Two things kept me from leaving immediately: one, I had ordered breakfast for 6:30 AM; two, it was raining hard outside. When Claudine came down, I explained what happened with the stolen €20. She apologized warmly, packed up my breakfast. Yogurt, fruit cup, oatmeal, and bread, and handed it to me with quiet understanding. I appreciated her kindness. I just didn’t want to share a table with she who had taken something from me.

I left Lanne-Soubiran at 6:45 AM, just as the sky began breaking open with streaks of daylight. A new day was trying to make itself known. I stopped briefly at Église Saint-Pierre-et-Saint-Paul and said a prayer. Partly for she who took my money, mostly for myself, to let go. Then I stepped out of the village, the only sound accompanying me was my own footsteps on the wet road.

A Walk into Solitude

The morning was peaceful and slow, with farms still wrapped in sleep. The trail wound through miles of cornfields and vineyards, a long, meditative stretch mostly on asphalt. I didn’t see many cars. The Camino was mine for a while.

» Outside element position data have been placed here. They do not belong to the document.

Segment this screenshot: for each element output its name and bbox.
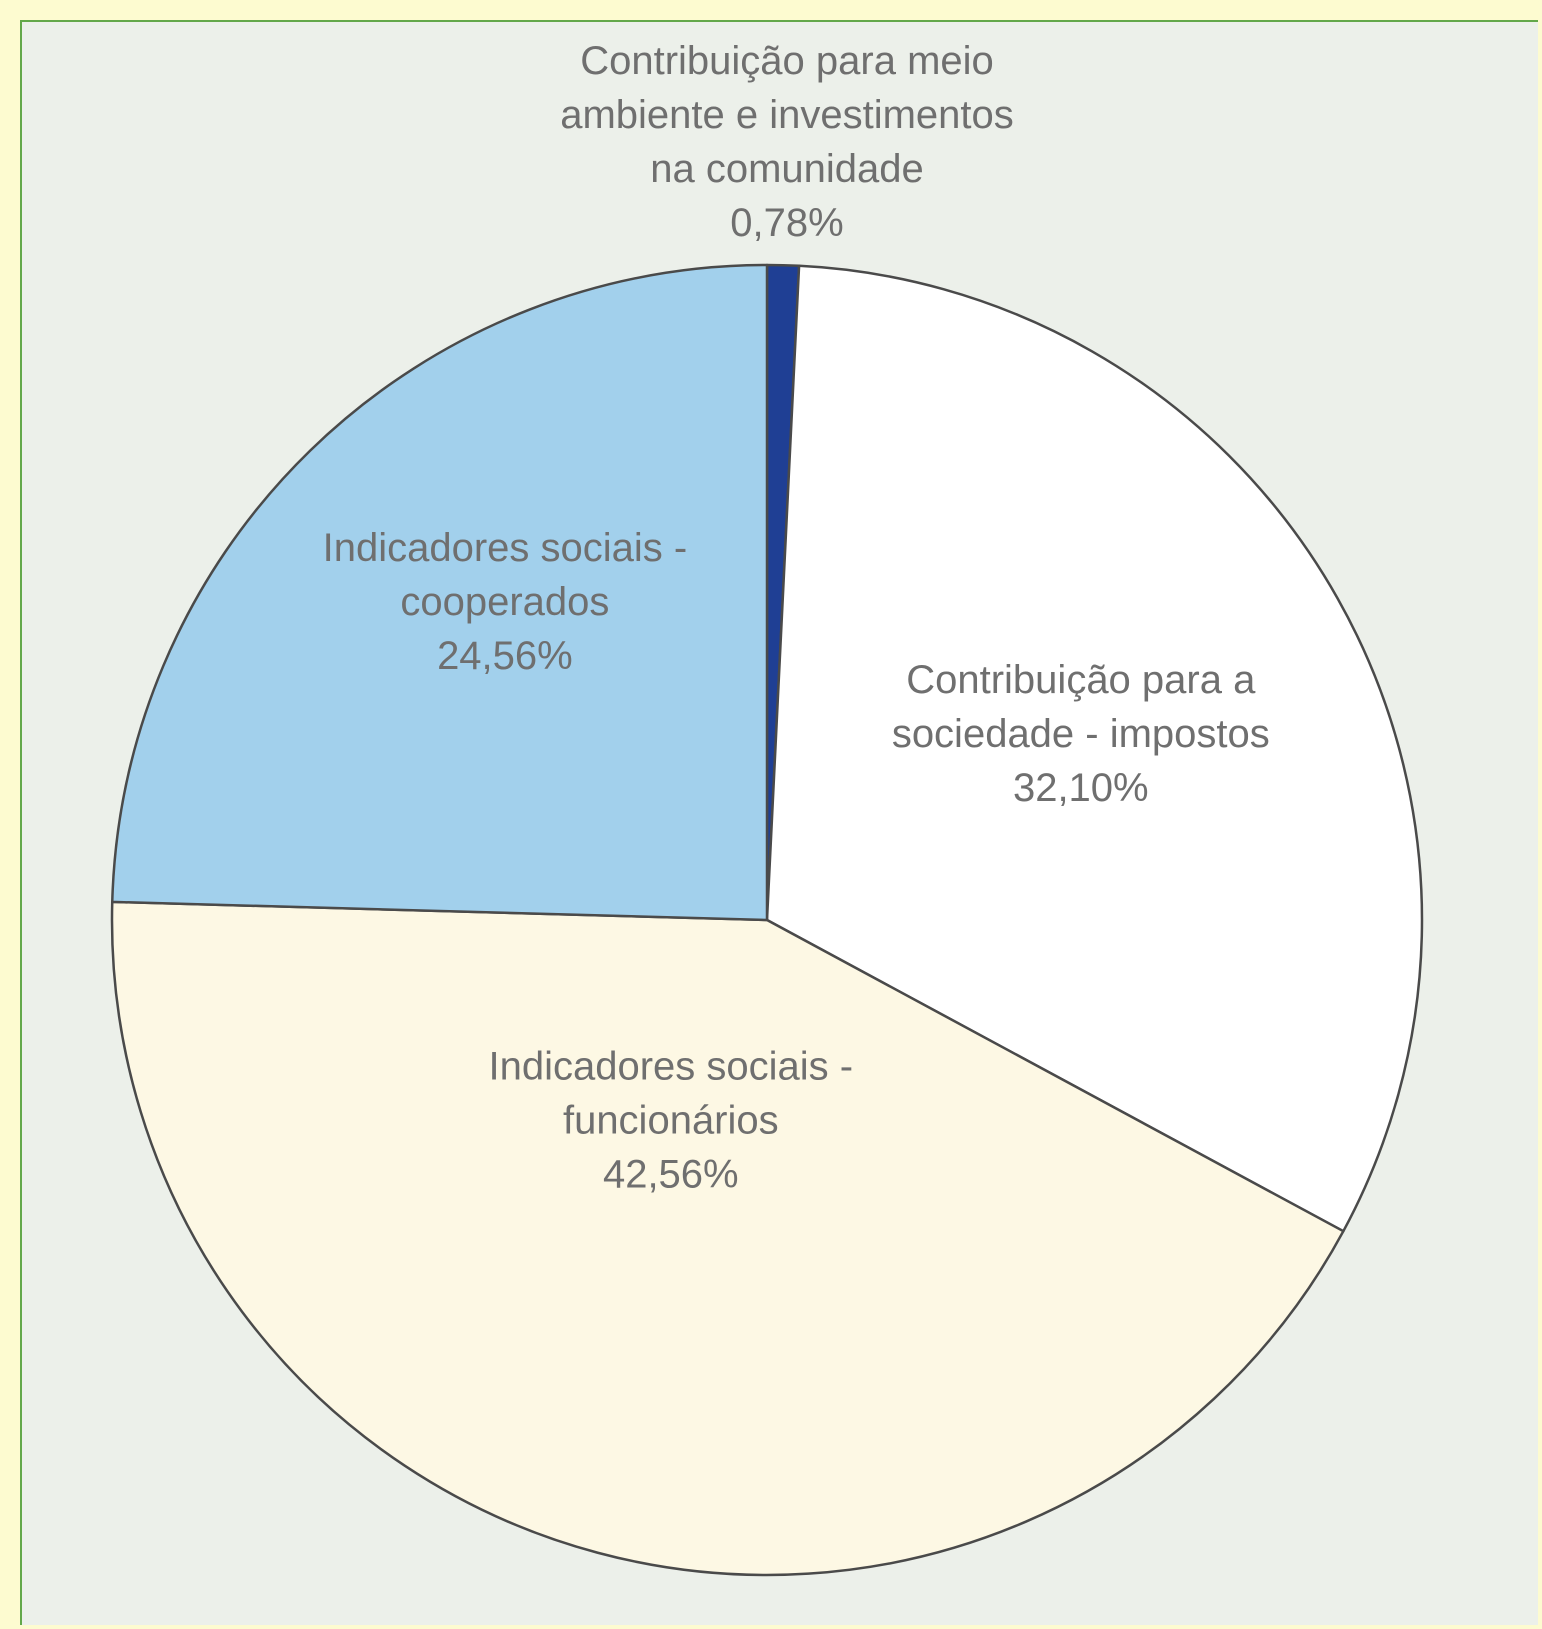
pie-slices (110, 263, 1424, 1577)
pie-slice-indicadores-sociais-funcionarios (110, 900, 1345, 1577)
pie-label-line: ambiente e investimentos (560, 93, 1014, 137)
pie-label-line: Indicadores sociais - (323, 526, 688, 570)
pie-slice-contribuicao-para-a-sociedade-impostos (765, 264, 1424, 1233)
pie-label-indicadores-sociais-funcionarios: Indicadores sociais - funcionários 42,56% (488, 1045, 853, 1197)
pie-slice-indicadores-sociais-cooperados (111, 263, 769, 922)
pie-label-contribuicao-para-meio-ambiente-e-investimentos-na-comunidade: Contribuição para meio ambiente e investi… (560, 39, 1014, 245)
pie-label-indicadores-sociais-cooperados: Indicadores sociais - cooperados 24,56% (323, 526, 688, 678)
pie-label-line: Indicadores sociais - (488, 1045, 853, 1089)
pie-label-line: Contribuição para a (906, 658, 1256, 702)
pie-label-line: sociedade - impostos (892, 712, 1270, 756)
pie-value-label: 32,10% (1013, 766, 1149, 810)
pie-value-label: 42,56% (603, 1153, 739, 1197)
pie-label-line: cooperados (400, 580, 609, 624)
pie-chart: Contribuição para meio ambiente e investi… (110, 39, 1424, 1577)
pie-labels: Contribuição para meio ambiente e investi… (323, 39, 1270, 1197)
pie-label-line: Contribuição para meio (580, 39, 994, 83)
pie-label-line: na comunidade (650, 147, 924, 191)
pie-value-label: 24,56% (437, 634, 573, 678)
chart-frame: Contribuição para meio ambiente e investi… (20, 20, 1538, 1625)
pie-label-contribuicao-para-a-sociedade-impostos: Contribuição para a sociedade - impostos 3… (892, 658, 1270, 810)
pie-value-label: 0,78% (730, 201, 843, 245)
pie-label-line: funcionários (563, 1099, 779, 1143)
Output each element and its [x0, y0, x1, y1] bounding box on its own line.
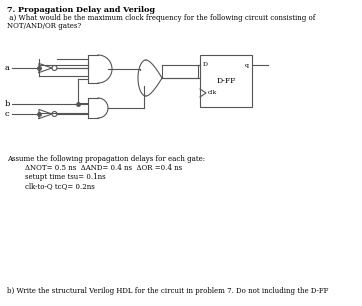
Text: Assume the following propagation delays for each gate:: Assume the following propagation delays … [7, 155, 205, 163]
Text: D-FF: D-FF [216, 77, 236, 85]
Text: 7. Propagation Delay and Verilog: 7. Propagation Delay and Verilog [7, 6, 155, 14]
Text: a) What would be the maximum clock frequency for the following circuit consistin: a) What would be the maximum clock frequ… [7, 14, 315, 22]
Text: clk-to-Q tcQ= 0.2ns: clk-to-Q tcQ= 0.2ns [25, 182, 95, 190]
Text: setupt time tsu= 0.1ns: setupt time tsu= 0.1ns [25, 173, 106, 181]
Text: clk: clk [208, 91, 217, 95]
Bar [200, 55, 252, 107]
Text: c: c [5, 110, 10, 118]
Text: q: q [245, 62, 249, 68]
Text: D: D [203, 62, 208, 68]
Text: b) Write the structural Verilog HDL for the circuit in problem 7. Do not includi: b) Write the structural Verilog HDL for … [7, 287, 328, 295]
Text: ΔNOT= 0.5 ns  ΔAND= 0.4 ns  ΔOR =0.4 ns: ΔNOT= 0.5 ns ΔAND= 0.4 ns ΔOR =0.4 ns [25, 164, 182, 172]
Text: NOT/AND/OR gates?: NOT/AND/OR gates? [7, 22, 81, 30]
Text: b: b [5, 100, 10, 108]
Text: a: a [5, 64, 10, 72]
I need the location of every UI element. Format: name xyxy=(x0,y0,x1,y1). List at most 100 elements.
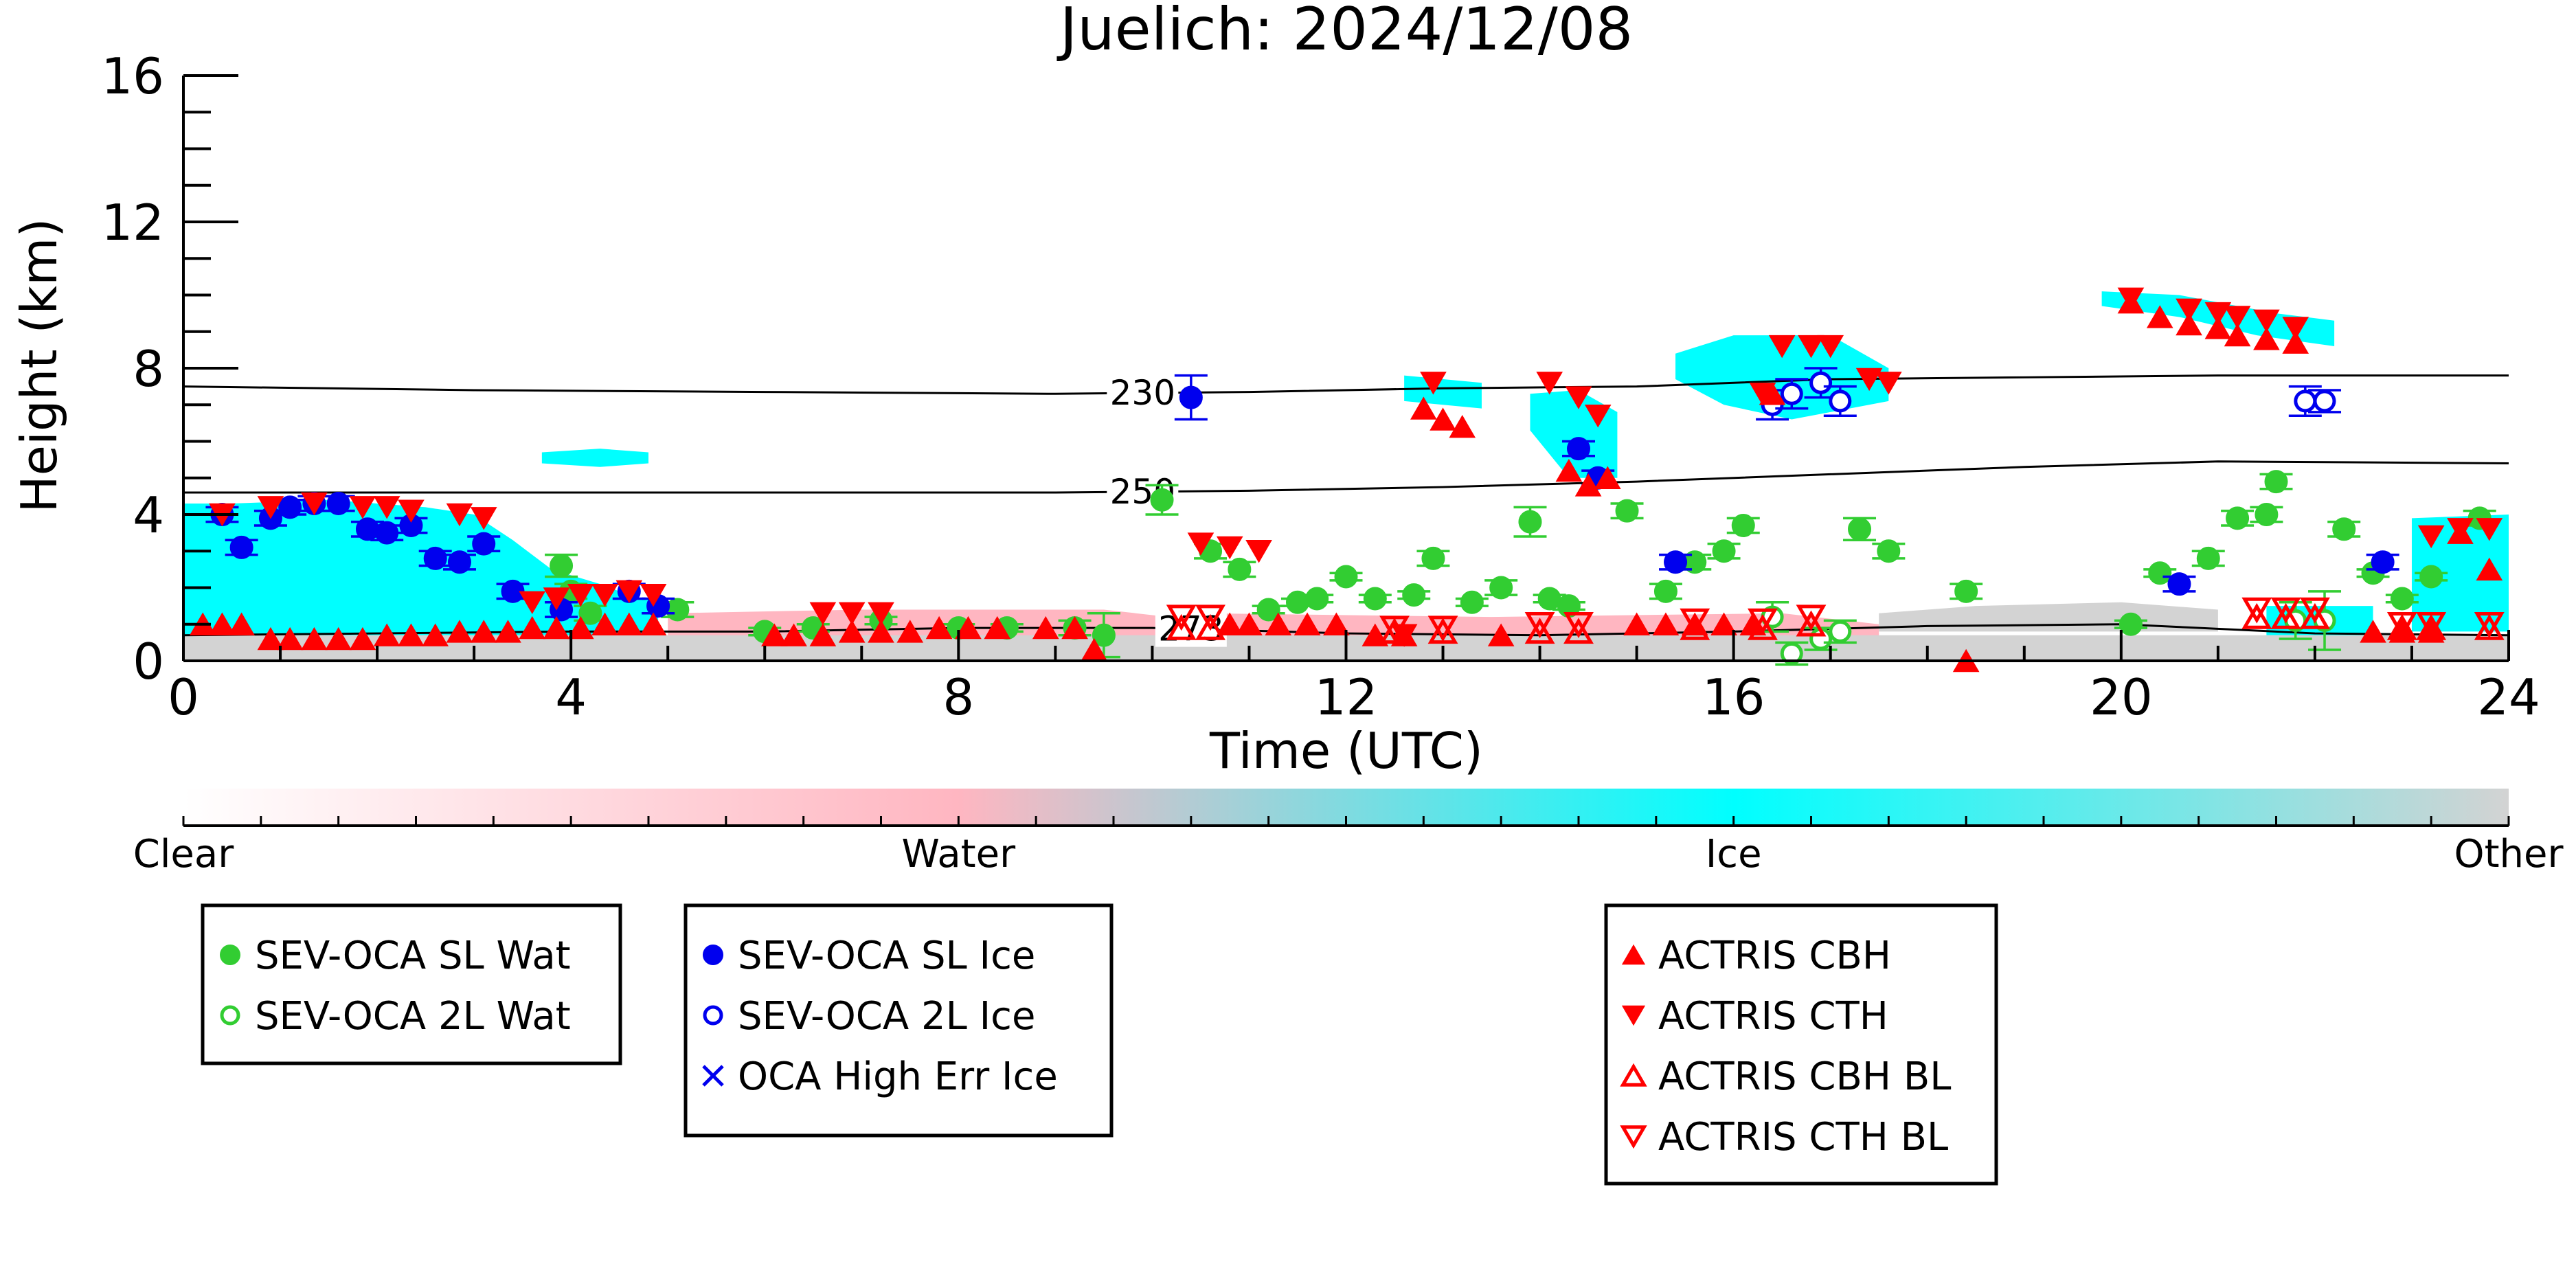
chart-title: Juelich: 2024/12/08 xyxy=(1057,0,1633,64)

Along the way, I ran into a few familiar pilgrims from earlier stages. We chatted briefly, smiling at the coincidence of finding each other again, before our natural paces carried us in different directions. That’s one of the gifts of the Camino-companionship when you need it, solitude when you don’t even realize you need it.

Mid-morning, I paused in Lelin-Lapujolle for a simple breakfast. As the day warmed, the trail began to gently descend. Fewer vineyards, more forest, and then, as if by surprise, the rooftops of Aire-sur-l’Adour came into view; nestled near the curve of the Adour River.

A Town that Holds You Gently

Aire-sur-l’Adour is larger and lovelier than I expected. Bustling square, charming cafés, and a palpable sense of history lived-in and alive. I went straight to the Office of Tourism, where a kind woman helped me arrange a bus pickup for tomorrow at 9:00 AM. My hip and my toe, especially the one beside the big toe on my left foot, have been protesting hard. I need to listen. Hopefully, this short break will offer some healing.

After sorting out logistics and visiting the ATM, I walked to the gîte. I arrived early, but Isabelle and Alejandro welcomed me in with the kind of warmth that softens your heart. I showered, did laundry, then made my way to Église Sainte-Quitterie, just outside the town center. I fell instantly in love with it.

The church, named for Saint Quitterie, a 5th-century martyr beheaded on this very site, is a place of light and peace. I explored the crypt; calm and ancient, and was awed by its sense of sacred history. This isn’t just a church. It’s a thread in the fabric of Camino pilgrimage. A UNESCO treasure, quietly waiting to be seen.

Later, I sat by the Adour River, watching it shimmer in the afternoon light. This town isn’t flashy. It doesn’t try to be. And that’s its magic. It’s a place that lets you pause, breathe, and remember why you started walking in the first place.

Scripture Reflection – Isaiah 55:12

“You will go out in joy and be led forth in peace;

the mountains and hills will burst into song before you,

and all the trees of the field will clap their hands.”

— Isaiah 55:12

This verse found me today, right when I needed it most. After the heaviness of last night, after the ache in my hip, after all the solitary miles, I arrived here, led forth in peace. The rain cleared. The river glittered. The crypt whispered. And I felt it: joy, not because everything was perfect, but because I am still walking, still arriving, still open.

This journey isn’t just about the walking. It’s about arriving. Physically, emotionally, spiritually and recognizing the sacred in the small. A moment by the river. A warm welcome. A quiet crypt. A red sunrise. This is how the trees clap their hands.

Full Circle

As if to round out the day, I ran into Patrick-with his wife! His Camino ends here. We chatted for a while, caught up on our days, and then went our separate ways. When I got back to the gîte, it was full of familiar faces. We shared a few laughs, and then I slipped off to bed, my body tired but my spirit calm.

What a beautiful day it was.

🥾 Pilgrim Tip:

When something-or someone-shakes your peace on the Camino, take it to the trail. Let the walking, the landscape, and the rhythm of your steps help you process and release. Healing often begins with movement.